If your hamster is ill or injured, keep it warm and try to feed and water it (with a pipette if necessary) until you visit the vet.

Pumps

These are foci of infection that can form from very minor injuries to the skin. Pus accumulates under the skin, sometimes forming a large lump (which can sometimes start to disappear on its own). Abscesses can form on the skin from scratches or abrasions and in the pouches of the armpit if sharp food particles scratch the skin’s mucus membranefault. If the hamster looks as if it has been holding food in its cheeks for a long time, there may be an abscess or trapped food. Abscesses should be treated with drying, washing and antibiotics.

Respiratory infections

Hamsters can get a respiratory infection which can develop into pneumonia. Signs of infection include sneezing, discharge from the eyes and nose, shortness of breath and difficulty breathing.

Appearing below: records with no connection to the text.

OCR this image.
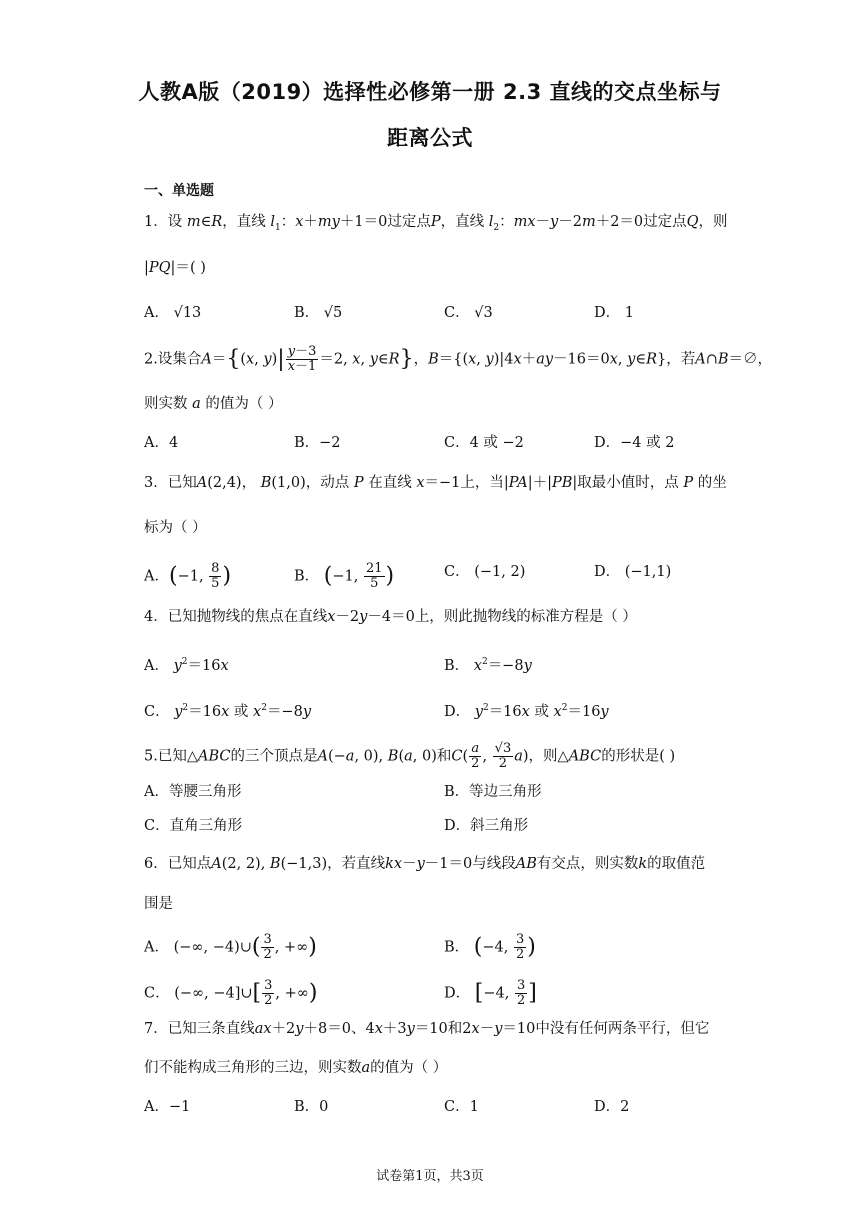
人教A版（2019）选择性必修第一册 2.3 直线的交点坐标与
距离公式
一、单选题
1．设 m∈R，直线 $l_1$：x＋my＋1＝0过定点P，直线 $l_2$：mx－y－2m＋2＝0过定点Q，则
|PQ|＝( )
A． √13	B． √5	C． √3	D． 1
2.设集合A＝{(x, $y)| \frac{y-3}{x-1} =2$, x, y∈R}，B＝{(x, y)|4x＋ay－16＝0x, y∈R}，若A∩B＝∅，
则实数 a 的值为（ ）
A．4	B．−2	C．4 或 −2	D．−4 或 2
3．已知A(2,4)， B(1,0)，动点 P 在直线 x＝−1上，当|PA|＋|PB|取最小值时，点 P 的坐
标为（ ）
A．(−1, $\frac{8}{5}$ )	B． (−1, $\frac{21}{5}$ )	C． (−1, 2)	D． (−1,1)
4．已知抛物线的焦点在直线x－2y－4＝0上，则此抛物线的标准方程是（ ）
A． $y^2=16x$	B． $x^2=-8y$
C． $y^2=16x$ 或 $x^2=-8y$	D． $y^2=16x$ 或 $x^2=16y$
5.已知△ABC的三个顶点是A(−a, 0), B(a, 0)和$C( \frac{a}{2}$ , $\frac{√3}{2} a$)，则△ABC的形状是( )
A．等腰三角形	B．等边三角形
C．直角三角形	D．斜三角形
6．已知点A(2, 2), B(−1,3)，若直线kx－y－1＝0与线段AB有交点，则实数k的取值范
围是
A． (−∞, −4)∪( $\frac{3}{2}$ , +∞)	B． (−4, $\frac{3}{2}$ )
C． (−∞, −4]∪[ $\frac{3}{2}$ , +∞)	D． [−4, $\frac{3}{2}$ ]
7．已知三条直线ax＋2y＋8＝0、4x＋3y＝10和2x－y＝10中没有任何两条平行，但它
们不能构成三角形的三边，则实数a的值为（ ）
A．−1	B．0	C．1	D．2
试卷第1页，共3页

Occasional sneezing does not mean anything, but look out for symptoms such as loss of appetite, low activity, shortness of breath and breathing difficulties. A veterinary examination is then essential.

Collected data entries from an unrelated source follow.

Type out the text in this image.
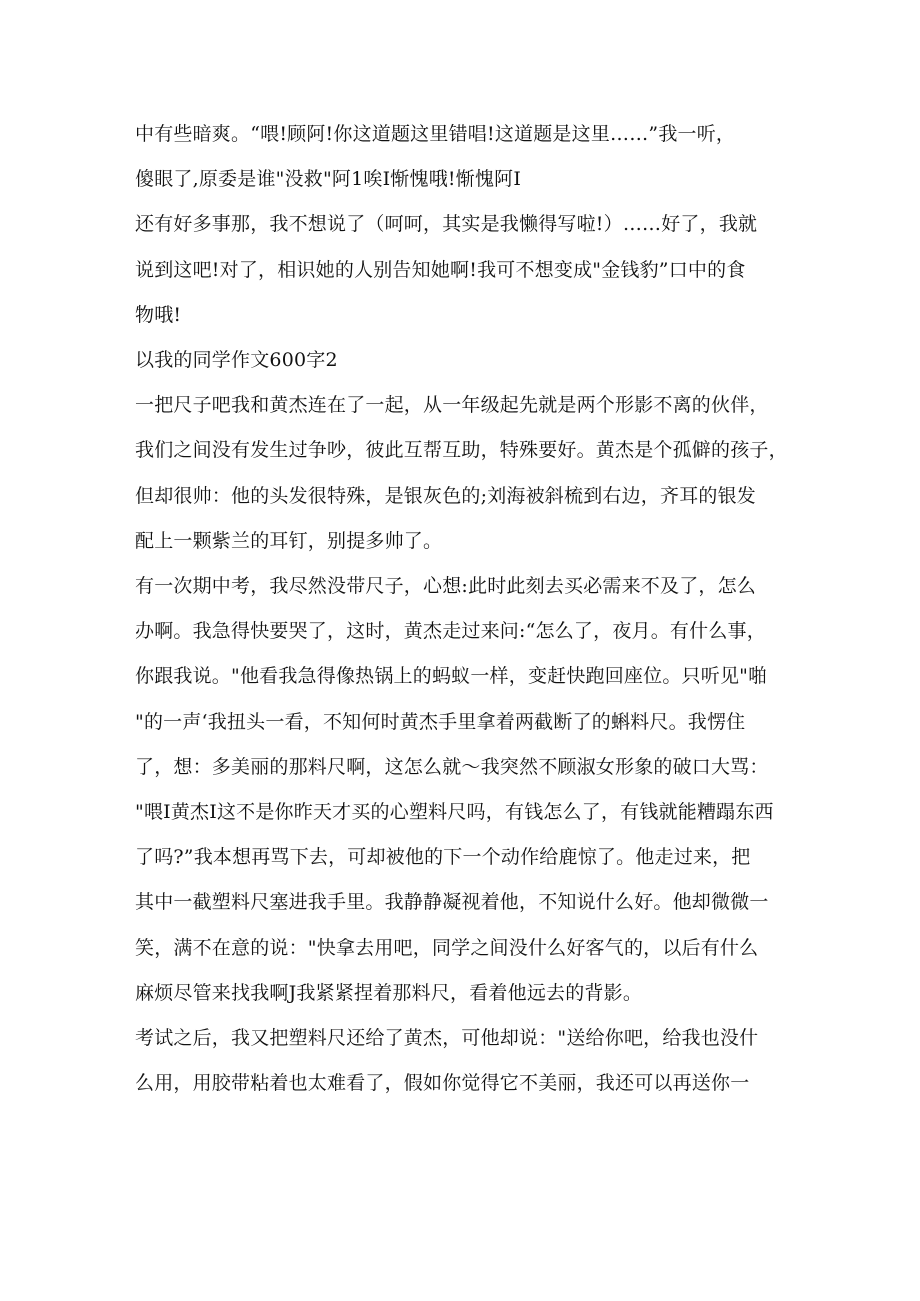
中有些暗爽。“喂!顾阿!你这道题这里错唱!这道题是这里……”我一听，
傻眼了,原委是谁"没救"阿1唉I惭愧哦!惭愧阿I

还有好多事那，我不想说了（呵呵，其实是我懒得写啦!）……好了，我就
说到这吧!对了，相识她的人别告知她啊!我可不想变成"金钱豹”口中的食
物哦!

以我的同学作文600字2

一把尺子吧我和黄杰连在了一起，从一年级起先就是两个形影不离的伙伴，
我们之间没有发生过争吵，彼此互帮互助，特殊要好。黄杰是个孤僻的孩子，
但却很帅：他的头发很特殊，是银灰色的;刘海被斜梳到右边，齐耳的银发
配上一颗紫兰的耳钉，别提多帅了。

有一次期中考，我尽然没带尺子，心想:此时此刻去买必需来不及了，怎么
办啊。我急得快要哭了，这时，黄杰走过来问:“怎么了，夜月。有什么事，
你跟我说。"他看我急得像热锅上的蚂蚁一样，变赶快跑回座位。只听见"啪
"的一声‘我扭头一看，不知何时黄杰手里拿着两截断了的蝌料尺。我愣住
了，想：多美丽的那料尺啊，这怎么就～我突然不顾淑女形象的破口大骂：
"喂I黄杰I这不是你昨天才买的心塑料尺吗，有钱怎么了，有钱就能糟蹋东西
了吗?”我本想再骂下去，可却被他的下一个动作给鹿惊了。他走过来，把
其中一截塑料尺塞进我手里。我静静凝视着他，不知说什么好。他却微微一
笑，满不在意的说："快拿去用吧，同学之间没什么好客气的，以后有什么
麻烦尽管来找我啊J我紧紧捏着那料尺，看着他远去的背影。

考试之后，我又把塑料尺还给了黄杰，可他却说："送给你吧，给我也没什
么用，用胶带粘着也太难看了，假如你觉得它不美丽，我还可以再送你一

Hamster infection, so-called wet tail

This is a contagious disease and is usually contracted by weaned hamsters. The causative agent is unknown. Diseased hamsters can die quickly. The disease causes symptoms such as diarrhoea (causing wetness around the tail), lethargy, loss of appetite and rolled bones. However, no All hamsters get the disease if they have diarrhoea.

Digestion

Diarrhoea is caused by a number of infections, together with dietary changes and antibiotic treatment. Overfeeding on vegetables and other fresh food is the most common cause of diarrhoea, but in this case hamsters usually do not lose their appetite and remain active. If your hamster has diarrhoea, it is important to give it plenty of fluids and to visit your vet. Once diarrhoea has started, do not give your hamster fresh food for a few days, and start giving it slowly once your pet is fully recovered.

Ocutaneous diseases

Hamsters can be plagued by various bites, which you will notice from biting. Occasionally, hamsters get trichophilia (a fungal skin disease), which requires treatment prescribed by a vet. Hamsters can also develop allergies and skin infections. Hair loss is seasonal and more common in older hamsters. If you notice that your pet’s skin is peeling, red or damaged, contacts to the vet.

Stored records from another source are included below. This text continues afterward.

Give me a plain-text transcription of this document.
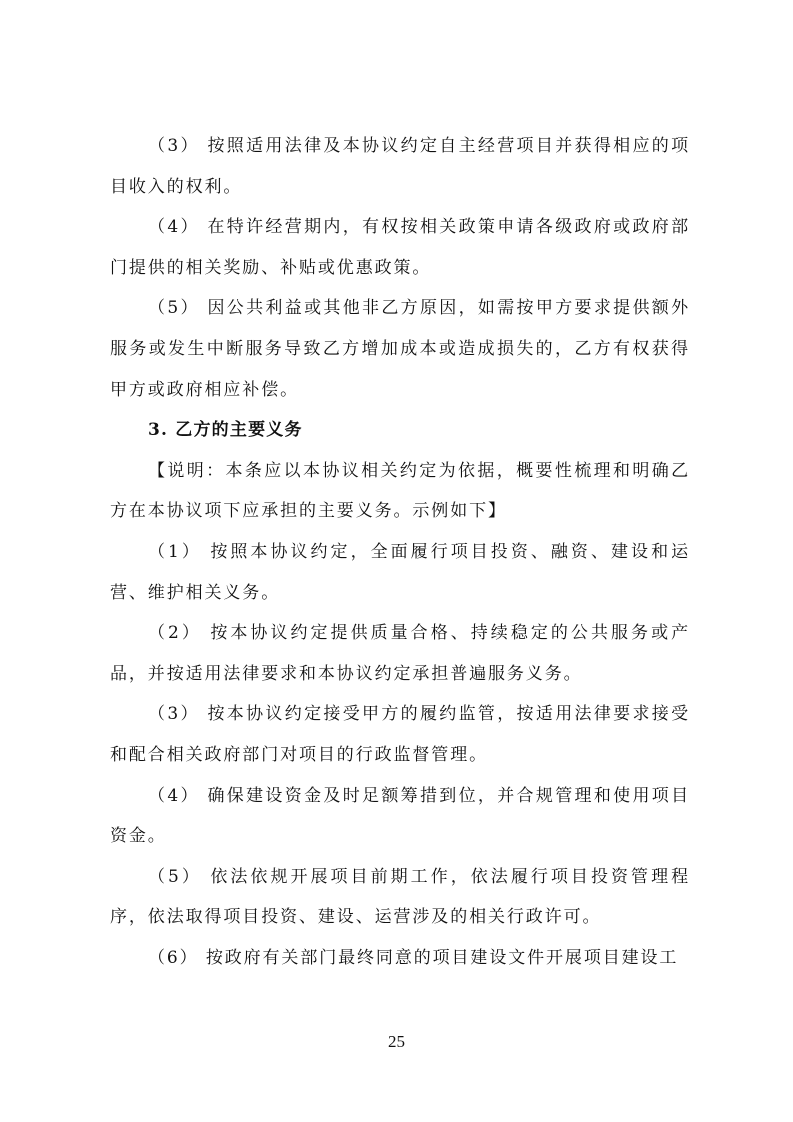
（3） 按照适用法律及本协议约定自主经营项目并获得相应的项目收入的权利。

（4） 在特许经营期内，有权按相关政策申请各级政府或政府部门提供的相关奖励、补贴或优惠政策。

（5） 因公共利益或其他非乙方原因，如需按甲方要求提供额外服务或发生中断服务导致乙方增加成本或造成损失的，乙方有权获得甲方或政府相应补偿。

3. 乙方的主要义务

【说明：本条应以本协议相关约定为依据，概要性梳理和明确乙方在本协议项下应承担的主要义务。示例如下】

（1） 按照本协议约定，全面履行项目投资、融资、建设和运营、维护相关义务。

（2） 按本协议约定提供质量合格、持续稳定的公共服务或产品，并按适用法律要求和本协议约定承担普遍服务义务。

（3） 按本协议约定接受甲方的履约监管，按适用法律要求接受和配合相关政府部门对项目的行政监督管理。

（4） 确保建设资金及时足额筹措到位，并合规管理和使用项目资金。

（5） 依法依规开展项目前期工作，依法履行项目投资管理程序，依法取得项目投资、建设、运营涉及的相关行政许可。

（6） 按政府有关部门最终同意的项目建设文件开展项目建设工

25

Hamsters have olfactory glands on their sides, which can darken to indicate health problems. The darkening appears on both sides of the glands, but does not cause discomfort to the hamster. Cedar bedding can irritate the hamster’s skin and cause allergies and lung problems, so do not use this type of bedding.

winter sleep

If the room temperature is below normal, hamsters fall into a hibernation-like state, during which they become quiet and breathe very slowly. Most hamster keepers then become frightened and think that the hamster is already dead or about to die. However, it is actually too cold and needs to be warmed up to room temperature.

Salmonellosis

This is the same organism that can infect humans, so be careful. Hamsters get it from eating food contaminated with Salmonella. It is therefore very important to wash the fruit and vegetables that you give to your hamster and to observe the following hygiene requirements: wash your hands after playing with cleaning the hamster’s cage, etc. Hamsters suffering from this disease can suddenly become very thin or suffer from chronic debilitating illness and weight loss.

Hamster

This disease is very common in hamsters, although most of the symptoms may not appear. Owners usually see worms in the hamster’s faeces or anus. In severe cases, the hamster may lose a lot of weight. A visit to the vet will solve the problem.

Hawks

Tumours are quite common among hamsters. Tumours can be malignant and benign. Malignant tumours develop rapidly and hamsters quickly become moribund. Benign tumours develop slowly and do not necessarily result in the death of the pet. In hamsters, tumours usually form in the thyroid and adrenal glands. The disease can be recognised by hair loss and behavioural changes. Skin tumours are also common in hamsters.